Marriott
Europe / England / London / Best Hotels

St Pancras Renaissance Hotel

Behold one of London’s architectural masterpieces: This Gothic redbrick palace, a terminal hotel for St Pancras railway station, was built as the Midland Grand Hotel in 1873 for £300 million in today’s money. Palatial public spaces present a gilt-and-tile parade of self-important Victorian excess, from the marble Grand Staircase (seen in the Spice Girls’ video for “Wannabe”) to the lushly carved brasserie and the old wooden Booking Hall, now a classy place to get a drink. Hard to believe that in the 1960s, this glory was nearly torn down. The building was “too good for its purpose,” lamented its architect, Gilbert Scott. It’s worth a wander even if you’re not staying here.
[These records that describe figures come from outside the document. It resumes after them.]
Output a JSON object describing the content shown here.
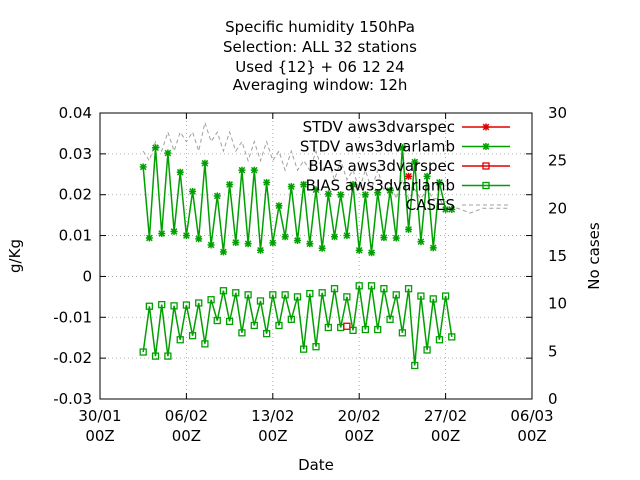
{
  "chart_data": {
    "type": "line",
    "title_lines": [
      "Specific humidity 150hPa",
      "Selection: ALL      32 stations",
      "Used {12} + 06 12 24",
      "Averaging window: 12h"
    ],
    "xlabel": "Date",
    "ylabel": "g/Kg",
    "y2label": "No cases",
    "x_tick_labels": [
      [
        "30/01",
        "00Z"
      ],
      [
        "06/02",
        "00Z"
      ],
      [
        "13/02",
        "00Z"
      ],
      [
        "20/02",
        "00Z"
      ],
      [
        "27/02",
        "00Z"
      ],
      [
        "06/03",
        "00Z"
      ]
    ],
    "x_range_days": [
      0,
      35
    ],
    "ylim": [
      -0.03,
      0.04
    ],
    "y_ticks": [
      "-0.03",
      "-0.02",
      "-0.01",
      "0",
      "0.01",
      "0.02",
      "0.03",
      "0.04"
    ],
    "y2lim": [
      0,
      30
    ],
    "y2_ticks": [
      "0",
      "5",
      "10",
      "15",
      "20",
      "25",
      "30"
    ],
    "grid": true,
    "legend_position": "top-right",
    "colors": {
      "red": "#e00000",
      "green": "#00a000",
      "gray": "#a0a0a0"
    },
    "series": [
      {
        "name": "STDV aws3dvarspec",
        "color": "#e00000",
        "marker": "star",
        "axis": "y1",
        "x": [
          25.0
        ],
        "values": [
          0.0245
        ]
      },
      {
        "name": "STDV aws3dvarlamb",
        "color": "#00a000",
        "marker": "star",
        "axis": "y1",
        "x": [
          3.5,
          4.0,
          4.5,
          5.0,
          5.5,
          6.0,
          6.5,
          7.0,
          7.5,
          8.0,
          8.5,
          9.0,
          9.5,
          10.0,
          10.5,
          11.0,
          11.5,
          12.0,
          12.5,
          13.0,
          13.5,
          14.0,
          14.5,
          15.0,
          15.5,
          16.0,
          16.5,
          17.0,
          17.5,
          18.0,
          18.5,
          19.0,
          19.5,
          20.0,
          20.5,
          21.0,
          21.5,
          22.0,
          22.5,
          23.0,
          23.5,
          24.0,
          24.5,
          25.0,
          25.5,
          26.0,
          26.5,
          27.0,
          27.5,
          28.0,
          28.5
        ],
        "values": [
          0.0268,
          0.0094,
          0.0315,
          0.0105,
          0.0302,
          0.011,
          0.0255,
          0.01,
          0.0208,
          0.0092,
          0.0277,
          0.0077,
          0.0197,
          0.006,
          0.0225,
          0.0083,
          0.026,
          0.008,
          0.026,
          0.0064,
          0.023,
          0.0082,
          0.0173,
          0.0097,
          0.022,
          0.0088,
          0.0225,
          0.008,
          0.0212,
          0.0069,
          0.0202,
          0.0097,
          0.02,
          0.01,
          0.0225,
          0.0064,
          0.02,
          0.0058,
          0.0205,
          0.0095,
          0.021,
          0.0094,
          0.0315,
          0.0115,
          0.028,
          0.0085,
          0.0245,
          0.007,
          0.023,
          0.0164,
          0.0164
        ]
      },
      {
        "name": "BIAS aws3dvarspec",
        "color": "#e00000",
        "marker": "square",
        "axis": "y1",
        "x": [
          20.0
        ],
        "values": [
          -0.0122
        ]
      },
      {
        "name": "BIAS aws3dvarlamb",
        "color": "#00a000",
        "marker": "square",
        "axis": "y1",
        "x": [
          3.5,
          4.0,
          4.5,
          5.0,
          5.5,
          6.0,
          6.5,
          7.0,
          7.5,
          8.0,
          8.5,
          9.0,
          9.5,
          10.0,
          10.5,
          11.0,
          11.5,
          12.0,
          12.5,
          13.0,
          13.5,
          14.0,
          14.5,
          15.0,
          15.5,
          16.0,
          16.5,
          17.0,
          17.5,
          18.0,
          18.5,
          19.0,
          19.5,
          20.0,
          20.5,
          21.0,
          21.5,
          22.0,
          22.5,
          23.0,
          23.5,
          24.0,
          24.5,
          25.0,
          25.5,
          26.0,
          26.5,
          27.0,
          27.5,
          28.0,
          28.5
        ],
        "values": [
          -0.0185,
          -0.0073,
          -0.0195,
          -0.0069,
          -0.0195,
          -0.0072,
          -0.0155,
          -0.007,
          -0.0145,
          -0.0065,
          -0.0165,
          -0.0057,
          -0.0108,
          -0.0035,
          -0.011,
          -0.004,
          -0.0138,
          -0.0045,
          -0.012,
          -0.006,
          -0.014,
          -0.0045,
          -0.012,
          -0.0045,
          -0.0105,
          -0.005,
          -0.0178,
          -0.0042,
          -0.0172,
          -0.004,
          -0.0125,
          -0.003,
          -0.0125,
          -0.005,
          -0.0132,
          -0.0023,
          -0.013,
          -0.0023,
          -0.013,
          -0.003,
          -0.0105,
          -0.0045,
          -0.0138,
          -0.003,
          -0.0218,
          -0.0048,
          -0.018,
          -0.0055,
          -0.0155,
          -0.0048,
          -0.0148
        ]
      },
      {
        "name": "CASES",
        "color": "#a0a0a0",
        "dash": true,
        "axis": "y2",
        "x": [
          3.5,
          4.0,
          4.5,
          5.0,
          5.5,
          6.0,
          6.5,
          7.0,
          7.5,
          8.0,
          8.5,
          9.0,
          9.5,
          10.0,
          10.5,
          11.0,
          11.5,
          12.0,
          12.5,
          13.0,
          13.5,
          14.0,
          14.5,
          15.0,
          15.5,
          16.0,
          16.5,
          17.0,
          17.5,
          18.0,
          18.5,
          19.0,
          19.5,
          20.0,
          20.5,
          21.0,
          21.5,
          22.0,
          22.5,
          23.0,
          23.5,
          24.0,
          24.5,
          25.0,
          25.5,
          26.0,
          26.5,
          27.0,
          27.5,
          28.0,
          28.5,
          29.0,
          30.0,
          31.0,
          32.0,
          33.0
        ],
        "values": [
          26,
          25,
          27,
          26,
          28,
          26,
          28,
          27,
          28,
          26,
          29,
          27,
          28,
          26,
          28,
          26,
          27,
          25,
          27,
          25,
          27,
          25,
          26,
          24,
          26,
          24,
          25,
          24,
          26,
          24,
          25,
          23,
          25,
          23,
          24,
          22,
          24,
          22,
          24,
          22,
          23,
          21,
          23,
          21,
          22,
          21,
          22,
          21,
          21,
          20,
          20,
          20,
          19.5,
          20,
          20,
          20
        ]
      }
    ]
  }
}
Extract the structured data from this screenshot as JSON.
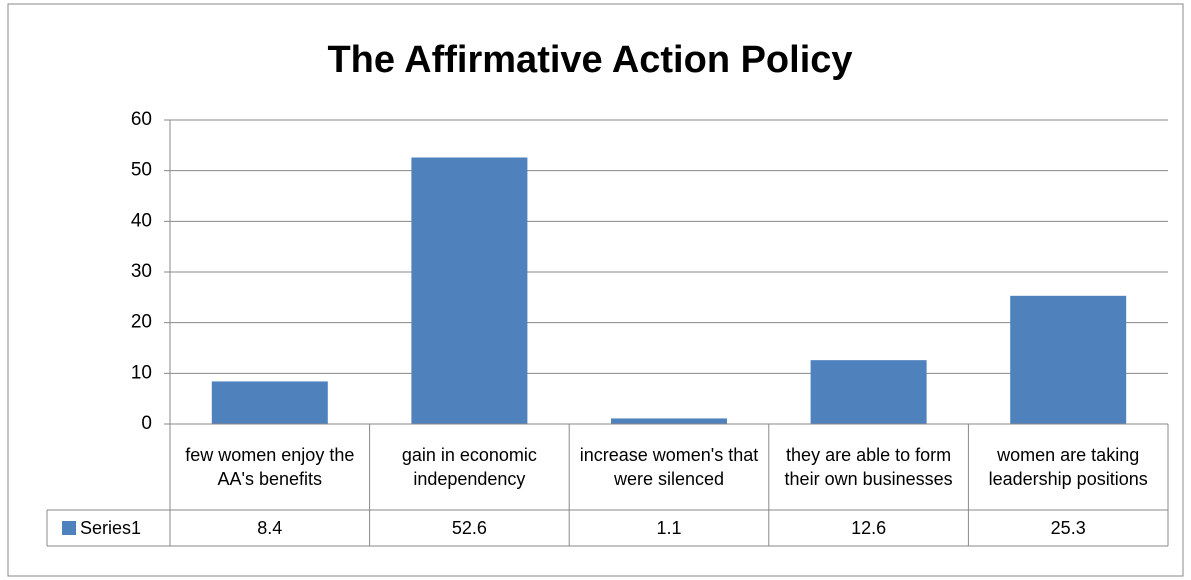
{
  "chart_data": {
    "type": "bar",
    "title": "The Affirmative Action Policy",
    "categories": [
      "few women enjoy the AA's benefits",
      "gain in economic independency",
      "increase women's that were silenced",
      "they are able to form their own businesses",
      "women are taking leadership positions"
    ],
    "series": [
      {
        "name": "Series1",
        "color": "#4f81bd",
        "values": [
          8.4,
          52.6,
          1.1,
          12.6,
          25.3
        ]
      }
    ],
    "ylim": [
      0,
      60
    ],
    "yticks": [
      0,
      10,
      20,
      30,
      40,
      50,
      60
    ],
    "grid": true,
    "data_table": true
  }
}
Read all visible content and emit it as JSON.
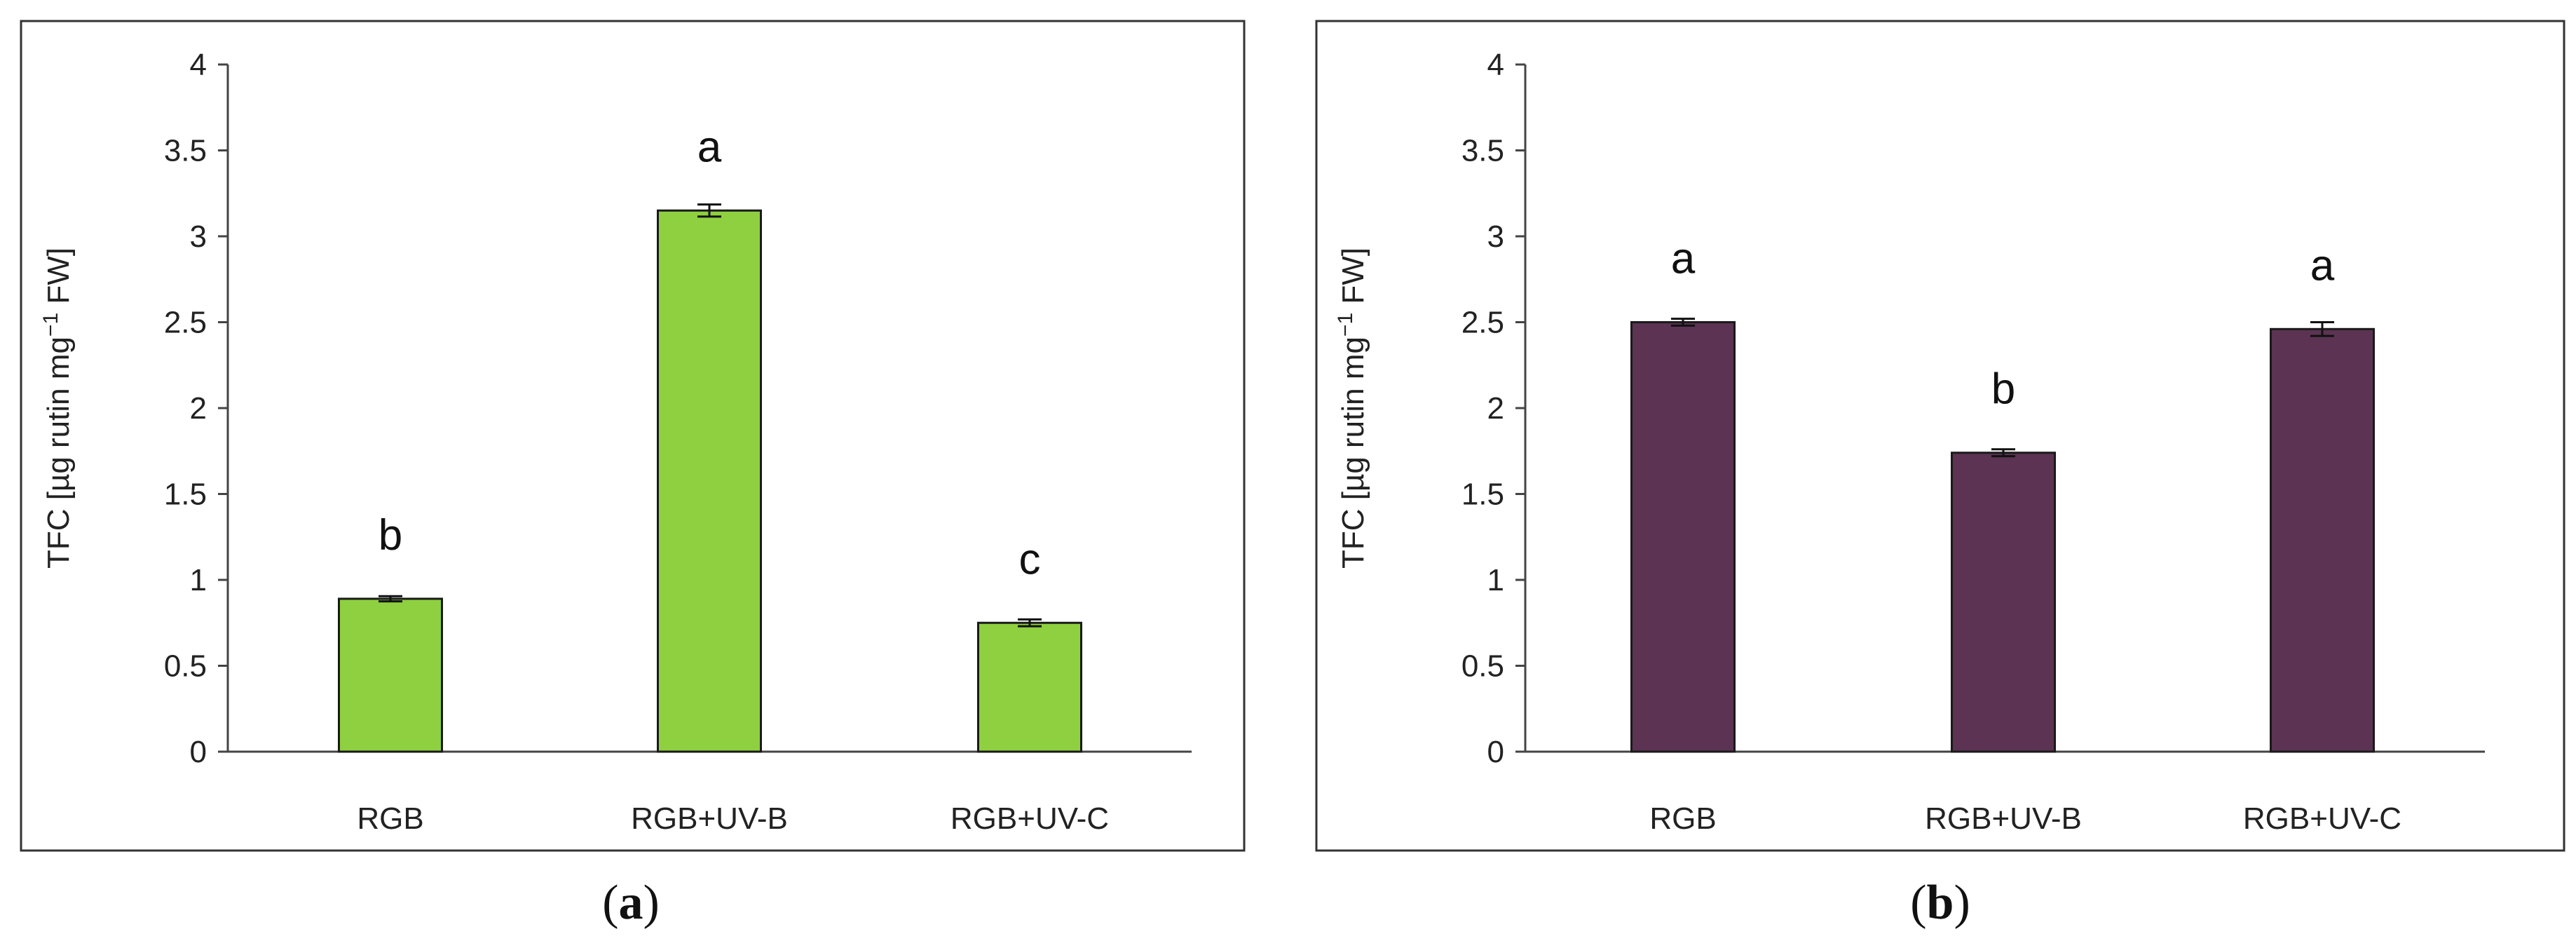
{
  "chart_data": [
    {
      "panel": "a",
      "type": "bar",
      "categories": [
        "RGB",
        "RGB+UV-B",
        "RGB+UV-C"
      ],
      "values": [
        0.89,
        3.15,
        0.75
      ],
      "errors": [
        0.015,
        0.035,
        0.02
      ],
      "significance": [
        "b",
        "a",
        "c"
      ],
      "ylabel_main": "TFC [µg rutin mg",
      "ylabel_sup": "−1",
      "ylabel_tail": " FW]",
      "ylim": [
        0,
        4
      ],
      "yticks": [
        "0",
        "0.5",
        "1",
        "1.5",
        "2",
        "2.5",
        "3",
        "3.5",
        "4"
      ],
      "grid": false,
      "bar_color": "#8ed03f",
      "caption_open": "(",
      "caption_letter": "a",
      "caption_close": ")"
    },
    {
      "panel": "b",
      "type": "bar",
      "categories": [
        "RGB",
        "RGB+UV-B",
        "RGB+UV-C"
      ],
      "values": [
        2.5,
        1.74,
        2.46
      ],
      "errors": [
        0.02,
        0.02,
        0.04
      ],
      "significance": [
        "a",
        "b",
        "a"
      ],
      "ylabel_main": "TFC [µg rutin mg",
      "ylabel_sup": "−1",
      "ylabel_tail": " FW]",
      "ylim": [
        0,
        4
      ],
      "yticks": [
        "0",
        "0.5",
        "1",
        "1.5",
        "2",
        "2.5",
        "3",
        "3.5",
        "4"
      ],
      "grid": false,
      "bar_color": "#5c3353",
      "caption_open": "(",
      "caption_letter": "b",
      "caption_close": ")"
    }
  ]
}
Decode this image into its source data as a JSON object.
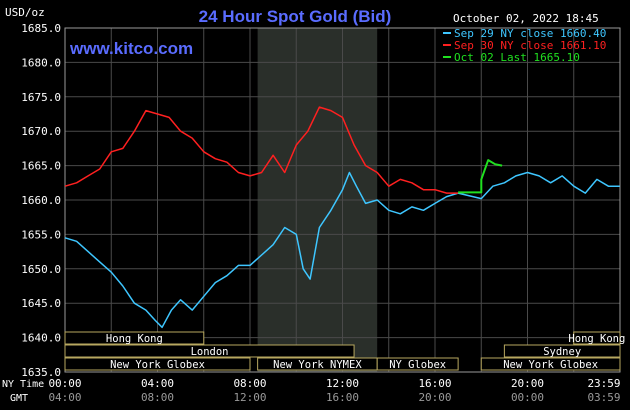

As a hotel, service is distracted and rooms need some attention, so we currently recommend it more for tourist visits than for overnight stays. If you do choose it for Marriott points reasons, the best premium rooms have an unforgettable view down the ribbed, cast-iron cavern of the train shed and you can watch Eurostar arrive and depart in your bathrobe. Rooms in the modern Barlow wing are blandly corporate, lack those long views (the ones in lower categories have small windows), and suit business travel tastes—for us, it’s the original building or nothing.